04 / 8 / 2016 Midnight
There will be occasions where trusts will need to source temporary staff from external recruitment and employment agencies. Traditionally, these staff have simply been sourced by either a service level agreement (SLA) or a contract with either one or a number of external businesses. There are however a variety of ways in which these arrangements work and the most common approaches are outlined below.
When using an external organisation to procure a temporary member of staff, one of the first decisions a trust will make is whether to use a recruitment business model or an employment business model.
Normally most temporary staff in the NHS are sourced using an employment business model. Essentially this means that the worker is employed by the agency (known as the employment business) and the trust will pay the agency for the employee’s services.

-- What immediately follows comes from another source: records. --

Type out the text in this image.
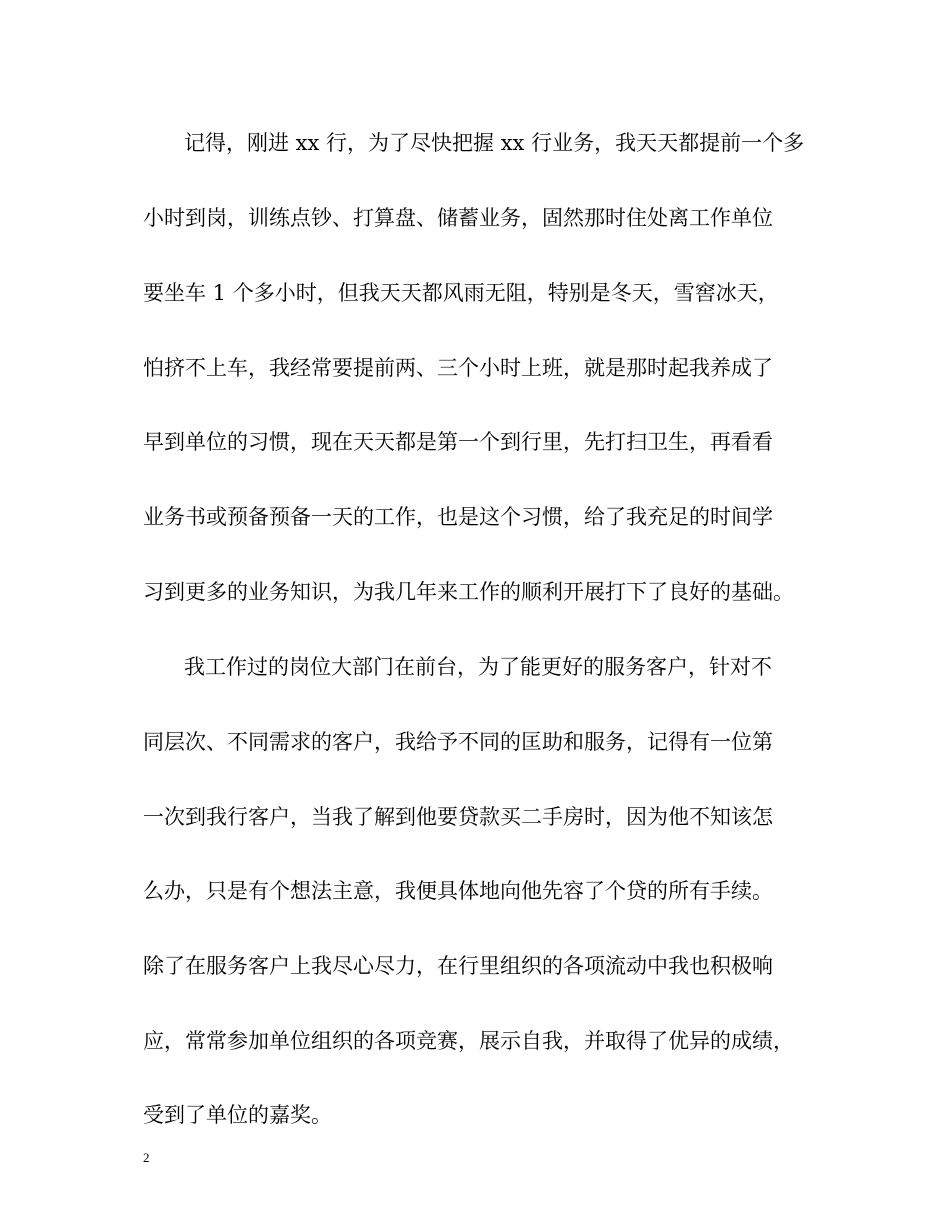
记得，刚进 xx 行，为了尽快把握 xx 行业务，我天天都提前一个多
小时到岗，训练点钞、打算盘、储蓄业务，固然那时住处离工作单位
要坐车 1 个多小时，但我天天都风雨无阻，特别是冬天，雪窖冰天，
怕挤不上车，我经常要提前两、三个小时上班，就是那时起我养成了
早到单位的习惯，现在天天都是第一个到行里，先打扫卫生，再看看
业务书或预备预备一天的工作，也是这个习惯，给了我充足的时间学
习到更多的业务知识，为我几年来工作的顺利开展打下了良好的基础。
我工作过的岗位大部门在前台，为了能更好的服务客户，针对不
同层次、不同需求的客户，我给予不同的匡助和服务，记得有一位第
一次到我行客户，当我了解到他要贷款买二手房时，因为他不知该怎
么办，只是有个想法主意，我便具体地向他先容了个贷的所有手续。
除了在服务客户上我尽心尽力，在行里组织的各项流动中我也积极响
应，常常参加单位组织的各项竞赛，展示自我，并取得了优异的成绩，
受到了单位的嘉奖。
2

However, there are options available to trusts using a recruitment business approach. Using this model, a trust in effect pays a third party to find an employee on their behalf. Once a suitable candidate is found, they start working for the trust and become a trust employee. This model is often used when there is a longer vacancy to fill (such as covering for a gap in a junior doctor rotation).
There are potential risks and benefits to each approach which are outlined in detail later in this guide. When using an employment business model there is a perceived increase in flexibility for the trust and the re-assurance that should things not work out an assignment can be terminated relatively quickly and easily. The NHS Improvement agency rules include price caps and wage caps on how much trusts can pay agency workers per hour.

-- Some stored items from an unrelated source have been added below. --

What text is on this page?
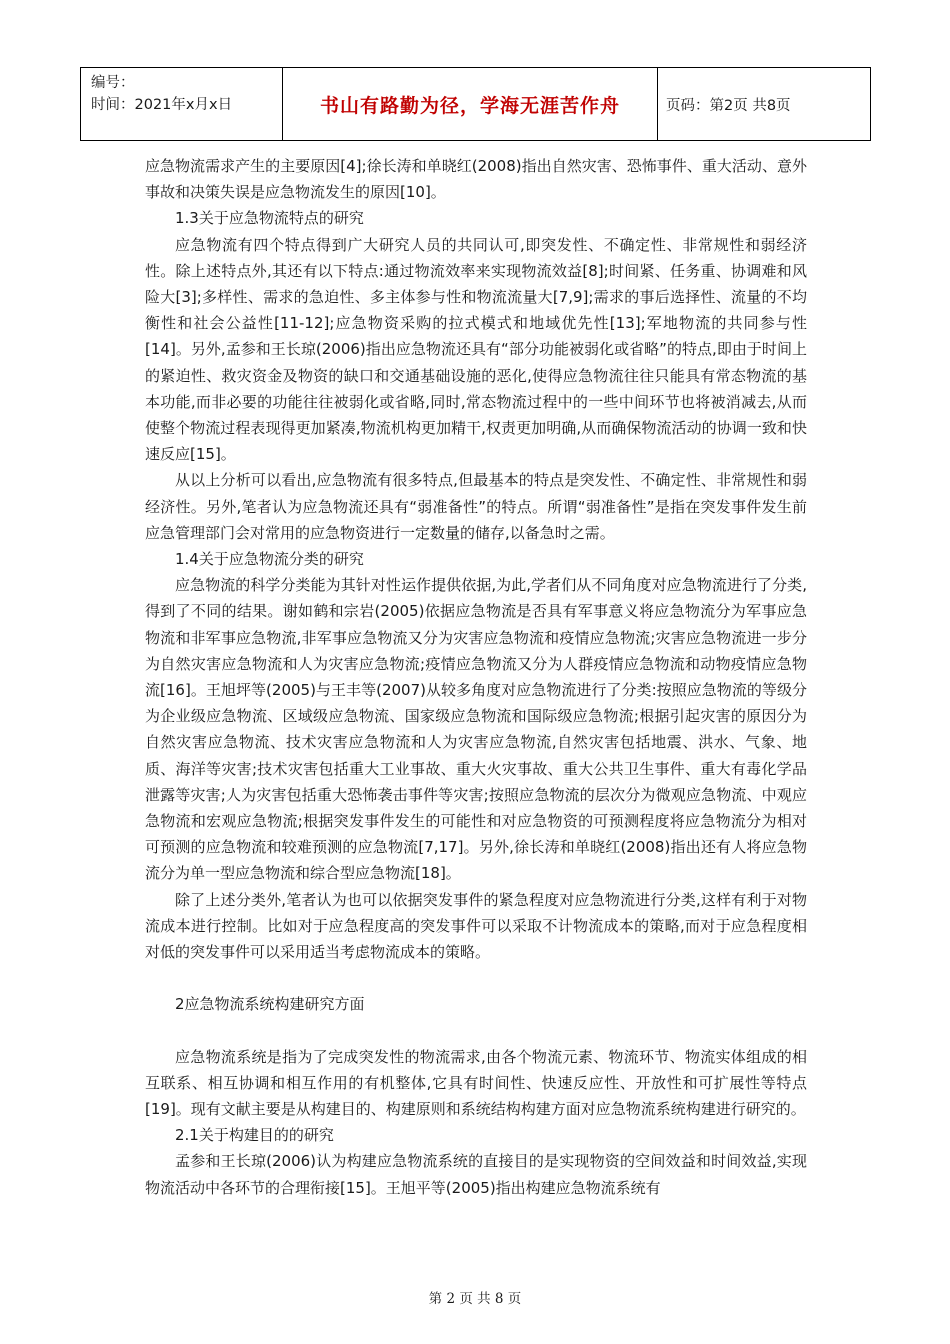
编号：
时间：2021年x月x日	书山有路勤为径，学海无涯苦作舟	页码：第2页 共8页

应急物流需求产生的主要原因[4];徐长涛和单晓红(2008)指出自然灾害、恐怖事件、重大活动、意外事故和决策失误是应急物流发生的原因[10]。

1.3关于应急物流特点的研究

应急物流有四个特点得到广大研究人员的共同认可,即突发性、不确定性、非常规性和弱经济性。除上述特点外,其还有以下特点:通过物流效率来实现物流效益[8];时间紧、任务重、协调难和风险大[3];多样性、需求的急迫性、多主体参与性和物流流量大[7,9];需求的事后选择性、流量的不均衡性和社会公益性[11-12];应急物资采购的拉式模式和地域优先性[13];军地物流的共同参与性[14]。另外,孟参和王长琼(2006)指出应急物流还具有“部分功能被弱化或省略”的特点,即由于时间上的紧迫性、救灾资金及物资的缺口和交通基础设施的恶化,使得应急物流往往只能具有常态物流的基本功能,而非必要的功能往往被弱化或省略,同时,常态物流过程中的一些中间环节也将被消减去,从而使整个物流过程表现得更加紧凑,物流机构更加精干,权责更加明确,从而确保物流活动的协调一致和快速反应[15]。

从以上分析可以看出,应急物流有很多特点,但最基本的特点是突发性、不确定性、非常规性和弱经济性。另外,笔者认为应急物流还具有“弱准备性”的特点。所谓“弱准备性”是指在突发事件发生前应急管理部门会对常用的应急物资进行一定数量的储存,以备急时之需。

1.4关于应急物流分类的研究

应急物流的科学分类能为其针对性运作提供依据,为此,学者们从不同角度对应急物流进行了分类,得到了不同的结果。谢如鹤和宗岩(2005)依据应急物流是否具有军事意义将应急物流分为军事应急物流和非军事应急物流,非军事应急物流又分为灾害应急物流和疫情应急物流;灾害应急物流进一步分为自然灾害应急物流和人为灾害应急物流;疫情应急物流又分为人群疫情应急物流和动物疫情应急物流[16]。王旭坪等(2005)与王丰等(2007)从较多角度对应急物流进行了分类:按照应急物流的等级分为企业级应急物流、区域级应急物流、国家级应急物流和国际级应急物流;根据引起灾害的原因分为自然灾害应急物流、技术灾害应急物流和人为灾害应急物流,自然灾害包括地震、洪水、气象、地质、海洋等灾害;技术灾害包括重大工业事故、重大火灾事故、重大公共卫生事件、重大有毒化学品泄露等灾害;人为灾害包括重大恐怖袭击事件等灾害;按照应急物流的层次分为微观应急物流、中观应急物流和宏观应急物流;根据突发事件发生的可能性和对应急物资的可预测程度将应急物流分为相对可预测的应急物流和较难预测的应急物流[7,17]。另外,徐长涛和单晓红(2008)指出还有人将应急物流分为单一型应急物流和综合型应急物流[18]。

除了上述分类外,笔者认为也可以依据突发事件的紧急程度对应急物流进行分类,这样有利于对物流成本进行控制。比如对于应急程度高的突发事件可以采取不计物流成本的策略,而对于应急程度相对低的突发事件可以采用适当考虑物流成本的策略。

2应急物流系统构建研究方面

应急物流系统是指为了完成突发性的物流需求,由各个物流元素、物流环节、物流实体组成的相互联系、相互协调和相互作用的有机整体,它具有时间性、快速反应性、开放性和可扩展性等特点[19]。现有文献主要是从构建目的、构建原则和系统结构构建方面对应急物流系统构建进行研究的。

2.1关于构建目的的研究

孟参和王长琼(2006)认为构建应急物流系统的直接目的是实现物资的空间效益和时间效益,实现物流活动中各环节的合理衔接[15]。王旭平等(2005)指出构建应急物流系统有

第 2 页 共 8 页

When using a recruitment business approach, the trust may be able to benefit from having a greater say in which employee is provided and for longer term assignments this may work out more cost effective. However, the trust must also consider the potential liabilities associated with directly employing temporary workers (such as pension, redundancy and continuous service) and the inherent lack of flexibility.
Consistent across all models outlined below is that the trust should be clear with any external organisation which framework agreement they are using (as many agencies are included on more than one framework) and the terms associated with this. This should form the basis of any contract or service level agreement (SLA).
To assist NHS trusts in achieving the best value for money, as well as offering assurances on the quality of temporary staff provided, a number of framework agreements have been developed. The NHS Improvement agency rules include a list of approved frameworks that trusts must use when procuring agency staff.